I’ve been on vacation, and it was sunny and dreamy and warm and there was turquoise water and white sands and now… it is back to work/reality, not to mention, home to about three thousand feet of snow. Harsh.
This semester I’m enrolled in a graduate course called Change in Education. Considering the amount of change I’ve seen in our profession since I officially joined it in 1999, I can’t imagine how my professor can keep a consistent syllabus from one year to the next.
Perhaps the course name should be Welcome to Education- What’s Here Today will Likely be Gone Tomorrow and Replaced with Something Else. And the new things may be shiny and/or new and/or involve you learning how to manage some newfangled device.
One of our most interesting assignments is to read a few Fastback issues, summarize the content, and comment on the significance to education today. Fastbacks were published between 1972 and 2005 by the Phi Delta Kappa Educational Foundation. The topic variety is incredible: parent-teacher alliance, resilient superintendents… anything and everything related to education. (The issues about “new” technologies written in the 1980s are a hoot!)
So as we spend plenty of our waking moments wondering how in the world we will cope with all of the changes in education, perhaps we should stop to ponder what doesn’t change in education.

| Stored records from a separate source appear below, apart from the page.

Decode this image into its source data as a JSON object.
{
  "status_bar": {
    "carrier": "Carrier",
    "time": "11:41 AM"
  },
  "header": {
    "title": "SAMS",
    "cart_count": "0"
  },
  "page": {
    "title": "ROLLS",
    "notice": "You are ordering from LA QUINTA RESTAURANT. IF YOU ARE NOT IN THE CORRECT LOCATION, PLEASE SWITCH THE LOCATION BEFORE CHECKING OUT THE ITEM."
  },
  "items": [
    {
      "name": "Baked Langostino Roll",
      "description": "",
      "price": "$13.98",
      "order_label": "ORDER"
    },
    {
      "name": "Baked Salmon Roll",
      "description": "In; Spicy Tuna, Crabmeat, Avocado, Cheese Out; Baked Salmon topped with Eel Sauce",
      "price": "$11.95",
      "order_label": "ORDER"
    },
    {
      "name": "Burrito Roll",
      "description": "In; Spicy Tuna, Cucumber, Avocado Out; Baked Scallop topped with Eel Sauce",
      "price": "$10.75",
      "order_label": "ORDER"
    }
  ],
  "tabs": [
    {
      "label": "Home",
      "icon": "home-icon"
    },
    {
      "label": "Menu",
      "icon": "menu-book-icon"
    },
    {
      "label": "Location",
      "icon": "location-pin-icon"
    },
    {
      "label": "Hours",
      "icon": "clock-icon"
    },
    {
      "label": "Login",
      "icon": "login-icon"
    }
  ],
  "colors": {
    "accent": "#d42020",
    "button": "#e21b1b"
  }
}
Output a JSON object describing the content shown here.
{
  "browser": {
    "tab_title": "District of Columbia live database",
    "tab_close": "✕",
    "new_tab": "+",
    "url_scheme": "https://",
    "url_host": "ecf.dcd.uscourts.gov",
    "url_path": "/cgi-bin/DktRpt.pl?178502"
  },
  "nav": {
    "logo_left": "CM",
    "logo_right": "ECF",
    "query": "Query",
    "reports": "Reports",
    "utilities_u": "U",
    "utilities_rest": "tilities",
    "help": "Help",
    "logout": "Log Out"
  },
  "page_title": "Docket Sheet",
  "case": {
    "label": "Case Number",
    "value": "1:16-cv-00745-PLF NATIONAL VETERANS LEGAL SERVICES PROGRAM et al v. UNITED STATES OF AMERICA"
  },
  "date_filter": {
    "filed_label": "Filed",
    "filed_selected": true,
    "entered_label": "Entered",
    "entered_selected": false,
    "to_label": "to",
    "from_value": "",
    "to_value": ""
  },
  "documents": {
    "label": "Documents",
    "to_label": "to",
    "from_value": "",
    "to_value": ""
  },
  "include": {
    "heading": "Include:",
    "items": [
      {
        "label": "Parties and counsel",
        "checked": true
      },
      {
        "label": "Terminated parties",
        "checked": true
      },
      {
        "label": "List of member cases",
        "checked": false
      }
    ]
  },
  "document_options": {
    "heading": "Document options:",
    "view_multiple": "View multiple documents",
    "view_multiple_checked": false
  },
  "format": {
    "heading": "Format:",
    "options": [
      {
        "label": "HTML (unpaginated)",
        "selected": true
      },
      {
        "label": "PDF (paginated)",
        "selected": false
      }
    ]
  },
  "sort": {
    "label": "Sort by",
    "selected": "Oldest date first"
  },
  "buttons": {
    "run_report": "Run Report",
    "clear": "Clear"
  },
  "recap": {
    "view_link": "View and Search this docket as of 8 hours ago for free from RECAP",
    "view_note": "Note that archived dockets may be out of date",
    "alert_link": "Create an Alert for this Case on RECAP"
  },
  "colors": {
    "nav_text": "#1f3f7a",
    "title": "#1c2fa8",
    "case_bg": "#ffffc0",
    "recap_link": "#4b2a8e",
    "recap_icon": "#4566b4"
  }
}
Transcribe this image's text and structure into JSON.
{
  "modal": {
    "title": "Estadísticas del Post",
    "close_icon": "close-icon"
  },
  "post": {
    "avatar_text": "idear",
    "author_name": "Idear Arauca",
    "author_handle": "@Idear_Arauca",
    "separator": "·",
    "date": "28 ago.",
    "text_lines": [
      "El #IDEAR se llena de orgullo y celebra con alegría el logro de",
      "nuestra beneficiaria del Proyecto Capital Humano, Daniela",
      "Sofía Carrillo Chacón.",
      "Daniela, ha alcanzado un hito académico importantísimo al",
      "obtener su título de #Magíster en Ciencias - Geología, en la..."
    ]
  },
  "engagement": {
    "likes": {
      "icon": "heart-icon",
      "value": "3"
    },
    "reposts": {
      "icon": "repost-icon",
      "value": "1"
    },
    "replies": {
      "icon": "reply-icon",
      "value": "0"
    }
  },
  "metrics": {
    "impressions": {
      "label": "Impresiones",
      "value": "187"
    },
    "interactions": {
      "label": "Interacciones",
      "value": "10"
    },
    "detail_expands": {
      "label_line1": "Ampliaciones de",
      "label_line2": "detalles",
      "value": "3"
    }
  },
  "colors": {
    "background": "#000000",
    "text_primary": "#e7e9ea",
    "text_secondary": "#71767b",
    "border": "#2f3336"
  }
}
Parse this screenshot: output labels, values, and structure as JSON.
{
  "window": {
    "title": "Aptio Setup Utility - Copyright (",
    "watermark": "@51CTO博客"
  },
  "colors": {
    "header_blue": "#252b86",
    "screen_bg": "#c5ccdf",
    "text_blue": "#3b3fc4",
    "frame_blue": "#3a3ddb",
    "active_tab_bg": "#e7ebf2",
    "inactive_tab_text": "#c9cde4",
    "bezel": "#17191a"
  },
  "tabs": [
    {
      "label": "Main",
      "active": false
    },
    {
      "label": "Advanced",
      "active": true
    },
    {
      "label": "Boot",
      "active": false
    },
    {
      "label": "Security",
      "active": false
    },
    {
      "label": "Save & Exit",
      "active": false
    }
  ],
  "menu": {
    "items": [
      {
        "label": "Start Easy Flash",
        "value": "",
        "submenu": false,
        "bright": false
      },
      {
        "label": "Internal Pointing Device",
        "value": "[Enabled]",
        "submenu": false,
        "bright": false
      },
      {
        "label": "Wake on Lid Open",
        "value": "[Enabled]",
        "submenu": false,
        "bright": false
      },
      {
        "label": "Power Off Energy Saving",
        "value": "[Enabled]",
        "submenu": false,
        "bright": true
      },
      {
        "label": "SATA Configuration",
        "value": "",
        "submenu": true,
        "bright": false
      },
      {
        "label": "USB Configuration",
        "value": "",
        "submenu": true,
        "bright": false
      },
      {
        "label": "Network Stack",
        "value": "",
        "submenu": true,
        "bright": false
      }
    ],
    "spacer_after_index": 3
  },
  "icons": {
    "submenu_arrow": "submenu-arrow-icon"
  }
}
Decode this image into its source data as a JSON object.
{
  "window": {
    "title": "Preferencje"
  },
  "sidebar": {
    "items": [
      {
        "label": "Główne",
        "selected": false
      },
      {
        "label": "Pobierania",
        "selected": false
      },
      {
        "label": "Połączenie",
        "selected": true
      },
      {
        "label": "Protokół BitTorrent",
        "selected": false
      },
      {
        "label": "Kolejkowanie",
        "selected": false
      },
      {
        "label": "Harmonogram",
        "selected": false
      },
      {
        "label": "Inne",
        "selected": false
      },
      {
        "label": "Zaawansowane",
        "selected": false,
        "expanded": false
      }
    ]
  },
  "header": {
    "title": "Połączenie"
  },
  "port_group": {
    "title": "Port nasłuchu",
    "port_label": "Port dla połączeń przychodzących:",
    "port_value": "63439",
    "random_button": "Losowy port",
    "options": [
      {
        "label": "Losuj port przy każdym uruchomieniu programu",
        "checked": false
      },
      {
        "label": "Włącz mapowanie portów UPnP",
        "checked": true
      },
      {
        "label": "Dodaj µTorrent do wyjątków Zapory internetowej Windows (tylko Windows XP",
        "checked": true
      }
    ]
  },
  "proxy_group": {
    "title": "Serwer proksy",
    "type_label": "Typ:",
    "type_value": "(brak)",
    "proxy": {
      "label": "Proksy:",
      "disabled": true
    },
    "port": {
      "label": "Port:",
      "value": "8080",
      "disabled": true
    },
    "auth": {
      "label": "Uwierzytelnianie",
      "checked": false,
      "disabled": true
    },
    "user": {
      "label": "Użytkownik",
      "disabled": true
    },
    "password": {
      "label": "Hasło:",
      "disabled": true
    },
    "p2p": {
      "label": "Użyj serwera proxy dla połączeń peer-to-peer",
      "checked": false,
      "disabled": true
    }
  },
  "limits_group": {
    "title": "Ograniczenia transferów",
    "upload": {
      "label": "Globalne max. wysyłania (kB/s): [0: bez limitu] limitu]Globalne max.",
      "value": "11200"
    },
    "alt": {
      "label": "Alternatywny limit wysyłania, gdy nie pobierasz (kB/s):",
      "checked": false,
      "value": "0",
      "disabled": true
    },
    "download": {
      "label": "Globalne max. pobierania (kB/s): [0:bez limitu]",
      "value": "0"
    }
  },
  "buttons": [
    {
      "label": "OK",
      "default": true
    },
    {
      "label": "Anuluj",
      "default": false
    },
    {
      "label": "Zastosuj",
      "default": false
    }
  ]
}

What will always remain the same? What fundamental purpose(s) do we serve? Are there certain things that we will always do, no matter what changing technologies, changing families, changing educational structures exist? And if so, shouldn’t every decision we make be grounded in those fundamental purposes? How can we, as educational leaders, help our organizations focus on these fundamental big pictures?
Those are the thoughts I’m pondering today, a day when my surrounding temperature changed from glorious, sunny 85 to snowy, shiver-inducing 18 in a matter of hours. Don’t blink!